Спа ассоциировался в его сознании также с одной разбитной юной девицей, которая все время следовала за ним по пятам и которая, если их совместные упражнения — упражнения, где она сохраняла за собой инициативу, — признать достаточно убедительными, лишила его, как тогда еще говорили, иллюзий.
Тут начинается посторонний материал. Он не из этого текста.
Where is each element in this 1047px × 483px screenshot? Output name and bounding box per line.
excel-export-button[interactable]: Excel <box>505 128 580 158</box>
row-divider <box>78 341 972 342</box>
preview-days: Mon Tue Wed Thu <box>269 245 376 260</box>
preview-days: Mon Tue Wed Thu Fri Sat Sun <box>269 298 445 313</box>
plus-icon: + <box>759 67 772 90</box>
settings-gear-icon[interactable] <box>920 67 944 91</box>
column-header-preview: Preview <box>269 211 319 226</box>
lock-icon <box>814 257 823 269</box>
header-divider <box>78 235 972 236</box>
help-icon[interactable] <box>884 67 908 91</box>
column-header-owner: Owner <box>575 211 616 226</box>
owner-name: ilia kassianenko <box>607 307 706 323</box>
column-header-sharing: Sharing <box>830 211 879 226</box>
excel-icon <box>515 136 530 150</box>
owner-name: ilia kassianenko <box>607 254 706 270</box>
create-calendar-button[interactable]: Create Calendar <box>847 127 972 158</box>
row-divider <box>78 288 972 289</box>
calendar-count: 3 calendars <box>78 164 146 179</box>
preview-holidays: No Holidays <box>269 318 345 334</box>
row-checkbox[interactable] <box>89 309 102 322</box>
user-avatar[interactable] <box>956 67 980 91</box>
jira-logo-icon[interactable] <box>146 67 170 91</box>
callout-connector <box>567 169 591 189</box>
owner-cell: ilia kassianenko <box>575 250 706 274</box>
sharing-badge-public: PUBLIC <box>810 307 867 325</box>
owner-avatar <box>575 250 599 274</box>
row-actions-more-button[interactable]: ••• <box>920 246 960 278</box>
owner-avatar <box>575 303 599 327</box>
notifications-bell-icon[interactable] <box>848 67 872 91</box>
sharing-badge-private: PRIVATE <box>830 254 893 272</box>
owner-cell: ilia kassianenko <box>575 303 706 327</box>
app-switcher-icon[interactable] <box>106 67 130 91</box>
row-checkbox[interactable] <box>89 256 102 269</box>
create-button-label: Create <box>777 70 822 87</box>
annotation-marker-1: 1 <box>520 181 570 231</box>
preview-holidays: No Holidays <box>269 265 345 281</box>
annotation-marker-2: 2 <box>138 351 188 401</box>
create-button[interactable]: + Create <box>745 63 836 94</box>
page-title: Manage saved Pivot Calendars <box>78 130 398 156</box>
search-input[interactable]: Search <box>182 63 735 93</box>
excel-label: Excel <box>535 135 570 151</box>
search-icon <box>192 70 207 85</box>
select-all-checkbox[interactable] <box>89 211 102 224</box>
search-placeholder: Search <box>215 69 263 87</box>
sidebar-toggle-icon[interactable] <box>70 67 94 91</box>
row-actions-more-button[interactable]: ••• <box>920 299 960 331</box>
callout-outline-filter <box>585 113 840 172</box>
Как бы то ни было, но перед лицом угроз, которые тогда трудно было обойти молчанием либо отодвинуть заботами о желудке, некоторые голоса выражали невозмутимую жизнерадостность. Однако эта несокрушимая бодрость порождала чувство какого-то поразительного разлада с реальностью. Араму, вероятно, было трудно отличить истину от фальши в этих мифах и миражах. Разве что некоторые из разговоров позволили ему воочию убедиться, как этот оптимизм рассыпается от малейшего дуновения, подобно цветку чертополоха? Голубого чертополоха. Серебристого чертополоха, ослиного чертополоха: Все эти голоса, слившиеся в порыве общей иллюзии, воспринимаются им как один голос, выражающий ту эпоху, оценить которую в полной мере он тогда не смог из-за отсутствия свободного времени. И что он слышит, что снова улавливает, так это все тот же невнятный шелест, когда-то слышанный им в большом холле в Спа. Для него это словно навязчивый мотив той эпохи, который он называет «Кредо мисс Котильон». А звучит он вот так:
«Верю в фей, в Белоснежку, в Уолта Диснея, в стиральную машину, в электрические щипцы для завивки волос. Верю в Розамунду Леман, в витамины, в бридж, в Тино Росси, в Шарля Трене, в Ивонну Прентан, коей слишком много весен.[18] Верю в стройки, обещанные кардиналом, в Скарлетт О'Хару, в доктора Фрейда и в крем «Токалон». Верю в Коко Шанель и в магистра Пачелли… Верю… Верю…»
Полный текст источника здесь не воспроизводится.